Licenciements dans le secteur pétrolier : Gunvor conserve finalement 75 emplois

Le 22 juin dernier, le groupe Gunvor annonçait son intention de fermer sa raffinerie à Anvers. 230 emplois étaient en jeu. Un coup dur pour le personnel alors que sévissait la pandémie de Covid-19. Au terme de négociations dans le cadre de la loi Renault, ce seront finalement 176 emplois qui viendront à disparaître et 75 personnes qui pourront rester. Entre temps, grâce e.a. aux efforts de la délégation syndicale, plusieurs travailleurs ont déjà retrouvé un emploi dans une autre entreprise, déclare le délégué Yves de Vos. 

Quel rôle a joué la crise du coronavirus dans la décision soudaine de la direction ? 

Yves : De janvier à avril, tout se passait bien et en avril, nous avons même réalisé une production record. Mais, ce même mois, la navigation aérienne et maritime étaient mises à l’arrêt. Dans le monde entier, les réservoirs de stockage étaient pleins, alors que la demande et les prix chutaient. En conséquence, les activités de raffinage ont cessé en mai, et fin août, une perte de 40 millions avait été accumulée… ce qui a été une surprise totale puisque tout le monde était resté au travail, le pétrole faisant partie des secteurs essentiels. 

N'y avait-il aucun moyen de sauver la raffinerie et l’emploi ? 

Yves : On est naturellement en droit de se demander combien de bénéfice une telle entreprise a déjà réalisé antérieurement et si elle n’est pas en mesure de traverser une telle période. Mais il est indubitable que l’ensemble du secteur se trouve en difficulté. Shell a d’ailleurs également annoncé une perte de 11 millions et BP envisagerait la suppression de 10.000 emplois à l’échelle mondiale. Il faut également savoir que Gunvor a repris la raffinerie en 2012 après une faillite. Elle cherchait un acquéreur depuis 6 mois et Gunvor était le seul candidat repreneur. Il y avait donc peu d’espoir de trouver une autre solution.  

Au final, il a été possible de sauver un plus grand nombre d’emplois. Mais, à partir du 1er octobre, Gunvor devient une entreprise de stockage de produits pétroliers. Ce qui signifie ?

Yves : Plus aucun produit pétrolier n’y sera traité, mais notre plus gros client – une autre branche de Gunvor – continuera cependant à y livrer et stocker des produits transformés ailleurs… et cela permet de conserver 75 emplois.

Quel avenir pour les autres travailleurs ? 

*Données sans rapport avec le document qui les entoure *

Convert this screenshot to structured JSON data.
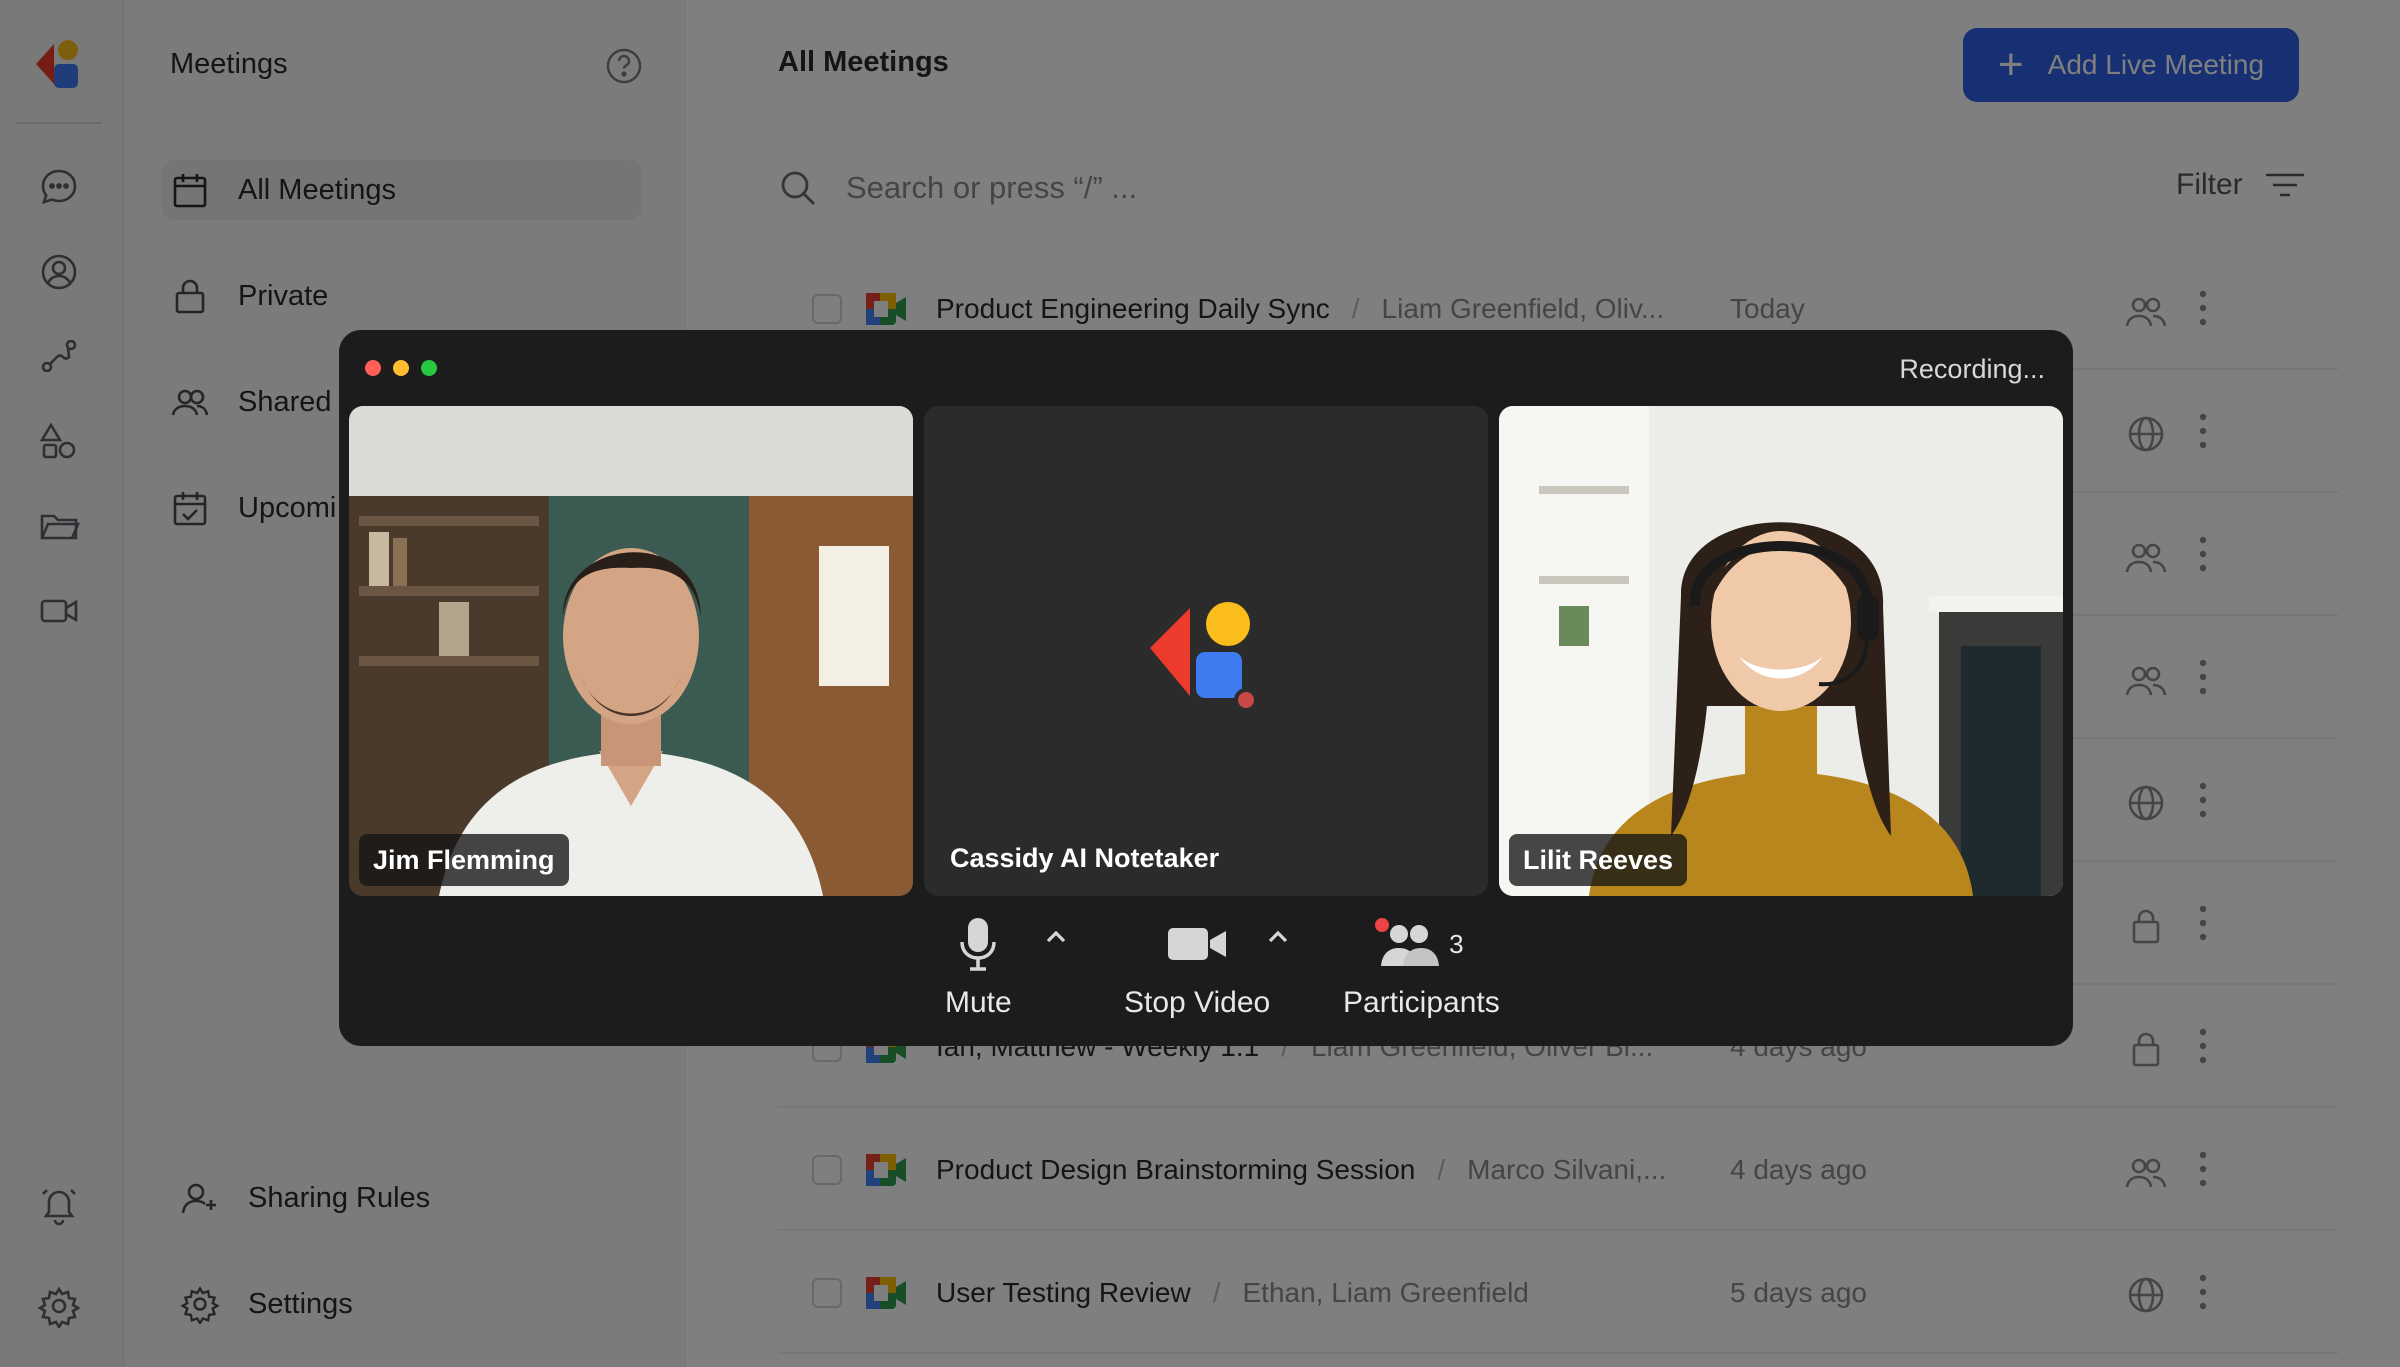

Yves : Nous nous sommes naturellement activés à la mise en place d’un plan social incluant e.a. des indemnités complémentaires de préavis pour les licenciements collectifs et volontaires. Ainsi, de nombreux jeunes travailleurs ont pu opter pour un départ volontaire et un nouvel emploi dans une autre entreprise. Un certain nombre de collègues plus âgés sont, quant à eux, en mesure de combler leur manque financier jusqu’à leur prépension. En collaboration avec le VDAB et un bureau d’outplacement, les travailleurs bénéficient aussi d’un accompagnement dans leur recherche d’un nouveau job. Nous n’avons cependant pas attendu que cela prenne forme, mais avons demandé aux délégations syndicales d’autres entreprises dans le secteur de nous informer de tout poste vacant. Nous avons ainsi obtenu une liste de vacances dans une douzaine d’entreprises et les résultats ne se sont pas fait attendre ! En effet, plusieurs travailleurs ont déjà démarré dans leur nouvel emploi. 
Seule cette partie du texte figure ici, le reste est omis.